My brother lives in Albuquerque, town of his birth, where the air is too dry to cause any asthma flare-ups, and where he can say "I ate at that diner!" for every diner in Breaking Bad and Better Call Saul.
He knows many meth addicts, because yes, they do have a lot of meth there in New Mexico, and he's always giving me little peeks into the world of addiction. Most recently, he told me about "Treeple."
Per Dave, and that link to Urban Dictionary, Treeple are the shadowy people who live in the trees and follow paranoid meth addicts.
It's odd to think that a drug causes reliable, specific hallucinations. I know I've read that people who take ketamine share a hallucination in which they see tiles and then fall down a hole and meet God. Like, "Have some K, say hi to God for me."
I have questions. If you take Ketamine and Meth at the same time, which hallucination do you have? Or do you have both? Do the tree people follow you down the hole where you all have lunch with God, until they start whispering to God and He turns on you? Does the ketamine trigger the hippocampus, hence religion, hence God, and if so where is the part of the brain in charge of tiles? And where is the paranoid lobe, or the tree neurons?
All of this sounds a little like the urban legends about people on LSD trying to fly. I don't know how much to believe. Let me know if you've seen God or Treeple, or if you have a friend who has.
Apparently-standard-issue dreams are also a weird thing - a la crumbling teeth? (I don't think I've actually had that one, though.)
And alcohol-induced hallucinations were, for about 40 years in the late 1800s/early 1900s, reported in fiction and journalism and memoir to be almost entirely animals in unnatural colors. (not just pink elephants, but definitely including pink elephants)

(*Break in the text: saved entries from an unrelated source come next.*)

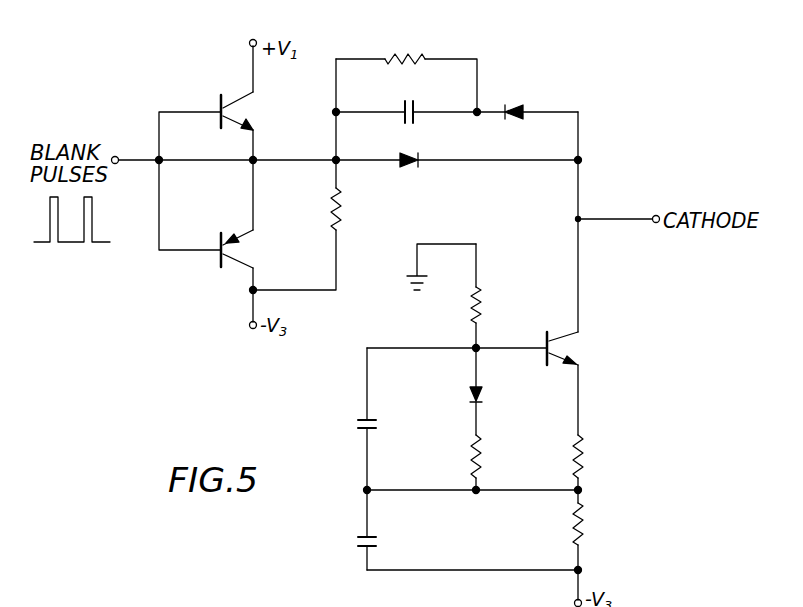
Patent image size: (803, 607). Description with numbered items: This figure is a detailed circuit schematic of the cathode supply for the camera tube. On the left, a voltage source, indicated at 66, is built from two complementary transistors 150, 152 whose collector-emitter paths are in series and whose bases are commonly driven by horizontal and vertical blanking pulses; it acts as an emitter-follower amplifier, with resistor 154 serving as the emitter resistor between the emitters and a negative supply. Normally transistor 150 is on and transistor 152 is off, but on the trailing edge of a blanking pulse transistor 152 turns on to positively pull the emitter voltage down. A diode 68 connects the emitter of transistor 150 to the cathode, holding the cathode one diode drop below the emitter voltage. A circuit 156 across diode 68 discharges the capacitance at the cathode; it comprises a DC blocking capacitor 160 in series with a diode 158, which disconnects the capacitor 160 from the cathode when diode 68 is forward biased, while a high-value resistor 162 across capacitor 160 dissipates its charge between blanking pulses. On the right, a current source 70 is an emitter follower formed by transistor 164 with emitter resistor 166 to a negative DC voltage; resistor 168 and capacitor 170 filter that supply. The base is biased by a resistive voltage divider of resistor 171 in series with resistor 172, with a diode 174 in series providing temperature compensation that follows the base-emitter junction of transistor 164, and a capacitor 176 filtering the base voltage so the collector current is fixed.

The blanking pulse amplifier 66 is at (212, 193).
The diode 68 is at (418, 167).
The current source 70 is at (516, 337).
The transistor 150 is at (256, 98).
The transistor 152 is at (247, 248).
The resistor 154 is at (339, 196).
The circuit 156 is at (525, 98).
The diode 158 is at (508, 121).
The DC blocking capacitor 160 is at (404, 122).
The resistor 162 is at (412, 58).
The transistor 164 is at (563, 333).
The emitter resistor 166 is at (585, 446).
The resistor 168 is at (584, 524).
The capacitor 170 is at (372, 535).
The resistor 171 is at (468, 312).
The resistor 172 is at (471, 456).
The diode 174 is at (486, 394).
The capacitor 176 is at (362, 416).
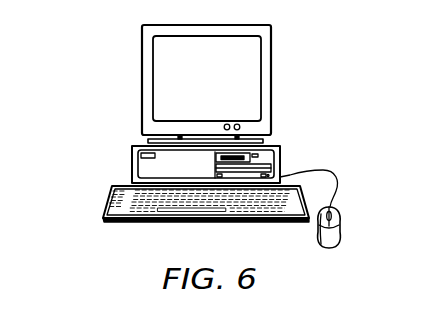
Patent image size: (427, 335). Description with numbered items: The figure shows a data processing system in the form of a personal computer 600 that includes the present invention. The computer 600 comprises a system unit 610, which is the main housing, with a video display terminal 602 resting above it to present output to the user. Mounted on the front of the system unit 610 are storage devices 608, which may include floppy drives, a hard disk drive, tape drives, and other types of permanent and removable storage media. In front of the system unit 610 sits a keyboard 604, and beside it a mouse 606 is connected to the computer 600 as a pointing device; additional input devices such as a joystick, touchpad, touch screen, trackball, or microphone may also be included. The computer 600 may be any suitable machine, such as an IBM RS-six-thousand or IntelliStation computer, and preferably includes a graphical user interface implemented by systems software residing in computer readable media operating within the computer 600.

The computer 600 is at (82, 69).
The video display terminal 602 is at (271, 80).
The keyboard 604 is at (128, 222).
The mouse 606 is at (329, 248).
The storage devices 608 is at (253, 157).
The system unit 610 is at (132, 163).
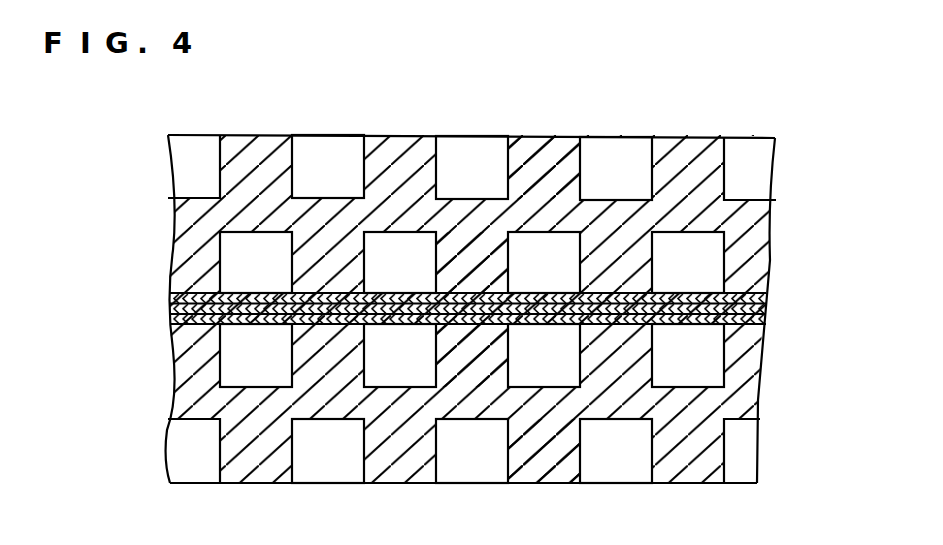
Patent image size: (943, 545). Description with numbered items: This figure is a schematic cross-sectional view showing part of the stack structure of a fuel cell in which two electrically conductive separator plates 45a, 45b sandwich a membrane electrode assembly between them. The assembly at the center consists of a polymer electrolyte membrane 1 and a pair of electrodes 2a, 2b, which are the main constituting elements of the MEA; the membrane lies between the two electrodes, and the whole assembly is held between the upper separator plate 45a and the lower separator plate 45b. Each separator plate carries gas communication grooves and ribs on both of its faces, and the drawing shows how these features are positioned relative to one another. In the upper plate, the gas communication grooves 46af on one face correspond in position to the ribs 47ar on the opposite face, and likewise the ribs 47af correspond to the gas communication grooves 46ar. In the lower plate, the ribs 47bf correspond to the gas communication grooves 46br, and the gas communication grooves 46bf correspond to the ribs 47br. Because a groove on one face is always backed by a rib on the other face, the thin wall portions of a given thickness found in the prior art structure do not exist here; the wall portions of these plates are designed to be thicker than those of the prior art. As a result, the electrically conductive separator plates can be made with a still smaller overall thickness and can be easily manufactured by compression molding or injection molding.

The polymer electrolyte membrane 1 is at (172, 307).
The electrode 2a is at (172, 296).
The electrode 2b is at (172, 320).
The electrically conductive separator plate 45a is at (162, 218).
The electrically conductive separator plate 45b is at (163, 381).
The gas communication groove 46af is at (467, 157).
The gas communication groove 46ar is at (537, 253).
The rib 47af is at (542, 163).
The rib 47ar is at (472, 255).
The gas communication groove 46bf is at (553, 363).
The gas communication groove 46br is at (472, 455).
The rib 47bf is at (468, 358).
The rib 47br is at (542, 460).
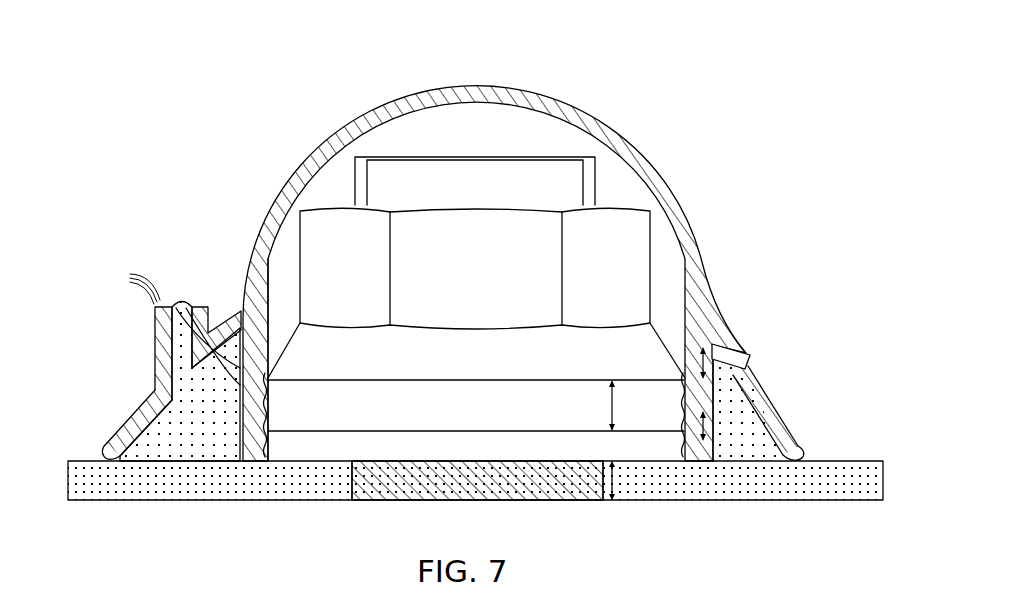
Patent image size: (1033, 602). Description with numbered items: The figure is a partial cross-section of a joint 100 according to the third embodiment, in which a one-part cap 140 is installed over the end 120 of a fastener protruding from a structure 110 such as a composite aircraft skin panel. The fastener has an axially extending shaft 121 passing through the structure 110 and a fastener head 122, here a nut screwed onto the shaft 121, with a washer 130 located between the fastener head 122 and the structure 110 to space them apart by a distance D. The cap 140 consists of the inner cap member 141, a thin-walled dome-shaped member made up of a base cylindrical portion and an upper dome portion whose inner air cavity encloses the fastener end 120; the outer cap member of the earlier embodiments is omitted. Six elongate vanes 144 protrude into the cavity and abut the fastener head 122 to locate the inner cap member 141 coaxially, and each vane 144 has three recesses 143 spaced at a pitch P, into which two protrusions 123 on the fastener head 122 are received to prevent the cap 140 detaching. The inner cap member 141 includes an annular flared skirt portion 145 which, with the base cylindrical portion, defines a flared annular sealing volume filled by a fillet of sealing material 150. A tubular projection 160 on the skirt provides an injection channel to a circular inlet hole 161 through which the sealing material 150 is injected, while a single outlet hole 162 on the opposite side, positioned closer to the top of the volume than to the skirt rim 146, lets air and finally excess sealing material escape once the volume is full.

The joint 100 is at (463, 279).
The structure 110 is at (333, 502).
The fastener end 120 is at (660, 237).
The shaft 121 is at (566, 175).
The fastener head 122 is at (625, 305).
The protrusions 123 is at (273, 415).
The washer 130 is at (320, 450).
The cap 140 is at (275, 116).
The inner cap member 141 is at (250, 282).
The recesses 143 is at (121, 285).
The vanes 144 is at (238, 322).
The flared skirt portion 145 is at (123, 423).
The skirt rim 146 is at (110, 453).
The sealing material 150 is at (200, 452).
The tubular projection 160 is at (157, 342).
The inlet hole 161 is at (183, 390).
The outlet hole 162 is at (752, 356).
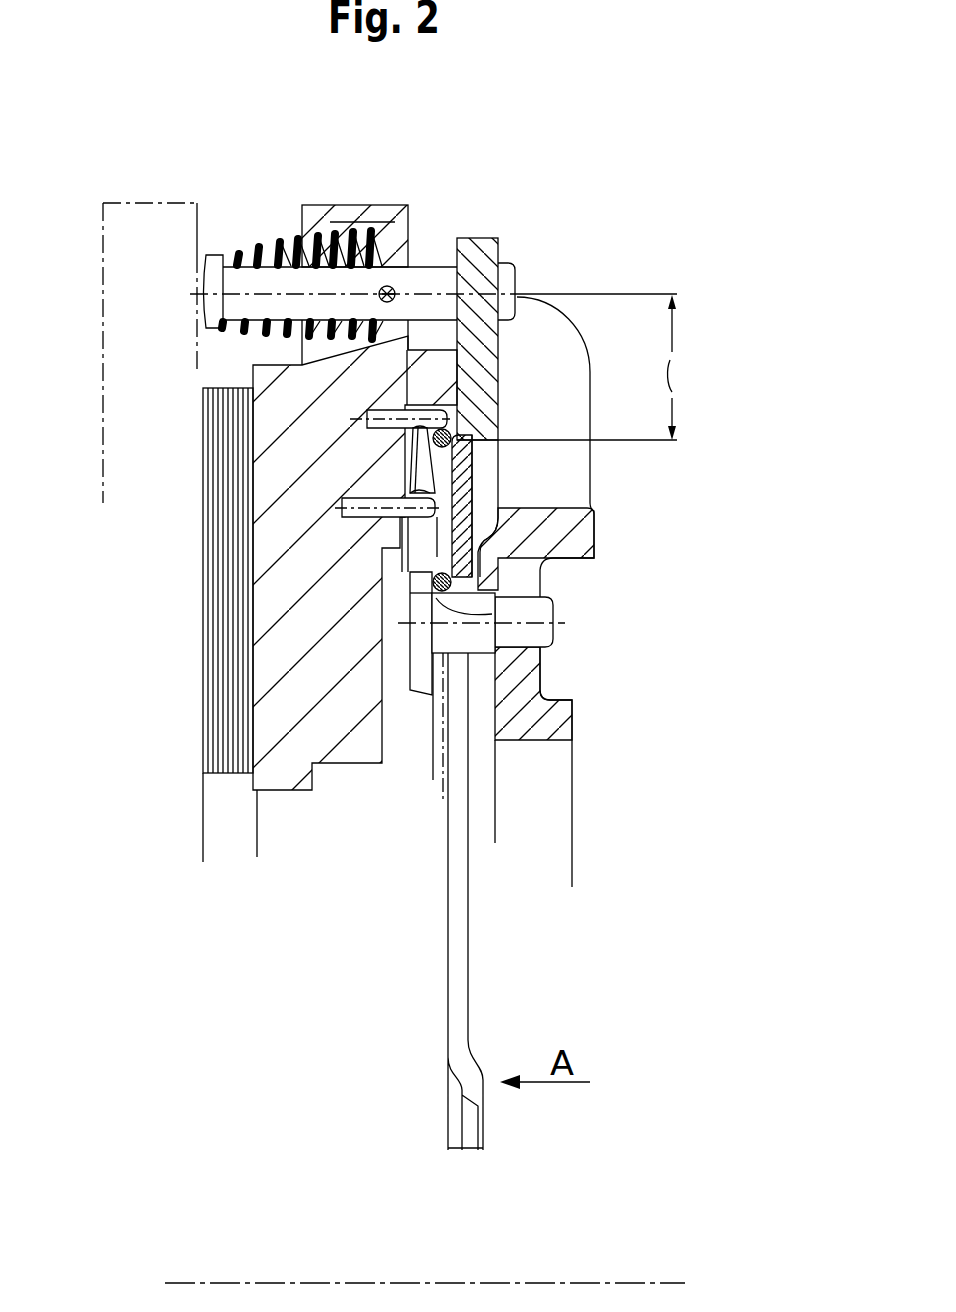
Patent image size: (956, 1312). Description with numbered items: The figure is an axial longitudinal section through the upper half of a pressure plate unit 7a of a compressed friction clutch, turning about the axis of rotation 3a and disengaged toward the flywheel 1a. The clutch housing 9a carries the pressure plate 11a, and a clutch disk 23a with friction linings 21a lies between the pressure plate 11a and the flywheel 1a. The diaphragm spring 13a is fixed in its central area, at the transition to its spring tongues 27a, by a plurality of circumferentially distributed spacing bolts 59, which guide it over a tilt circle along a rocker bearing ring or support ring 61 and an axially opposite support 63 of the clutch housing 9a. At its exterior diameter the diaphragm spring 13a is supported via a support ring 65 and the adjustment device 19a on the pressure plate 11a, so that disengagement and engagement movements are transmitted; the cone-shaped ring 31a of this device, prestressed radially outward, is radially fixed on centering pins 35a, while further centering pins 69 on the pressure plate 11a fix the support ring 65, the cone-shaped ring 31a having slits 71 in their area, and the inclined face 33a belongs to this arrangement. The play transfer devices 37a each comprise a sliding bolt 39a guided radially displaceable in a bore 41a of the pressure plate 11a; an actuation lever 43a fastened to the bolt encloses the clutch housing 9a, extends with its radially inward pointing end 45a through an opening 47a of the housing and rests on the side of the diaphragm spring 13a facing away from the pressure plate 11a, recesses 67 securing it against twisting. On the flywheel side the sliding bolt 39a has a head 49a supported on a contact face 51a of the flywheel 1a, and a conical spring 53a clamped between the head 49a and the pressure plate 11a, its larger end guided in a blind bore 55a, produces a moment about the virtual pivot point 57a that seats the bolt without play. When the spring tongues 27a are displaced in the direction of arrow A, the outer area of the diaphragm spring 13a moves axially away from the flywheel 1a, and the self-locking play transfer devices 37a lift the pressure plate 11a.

I'd suspect a mixture of non-reporting from people who don't experience these specific things, plus primed expectations before entering an altered state (like seeing a movie before going to sleep: you're putting those thigs in there, extra-easy for your brain to drag out), fuzzy remembrances of previous trips/imaginings (to help out with cognitive bias about hallucinations/dreams you've already had - if you remembered you felt like someone was following you, then of course, looking backwards, it could easily be treeple), and, yes, some specific prodding of some neurochemicals or areas of the brain such that things can be close *enough* maybe (feeling like something's following you seems very likely to be an area that can be specifically activated, given that specific thing showing up in a few different cases).
I mean, also there is peer pressure. I'd imagine that a Tough Guy, whose trip was that he thought he was the Queen of England's assistant on a hat-choosing mission, might feel the need to stretch that to match/beat other peoples' adventures, yes?
Posted by: KC | May 25, 2022 at 11:58 AM
KC - oh, teeth are children. Teeth falling out =having children, crumbling teeth=sick children. I am not afflicted by tooth dreams = never gad children.
Posted by: TheQueen | May 26, 2022 at 08:35 AM
A friend of mine has also never had children and has had crumbling teeth dreams, so I am uncertain.
Posted by: KC | May 26, 2022 at 11:39 AM
KC - Hmmm. i don't know then, unless it's a reaction to the supreme court and crumbling rights?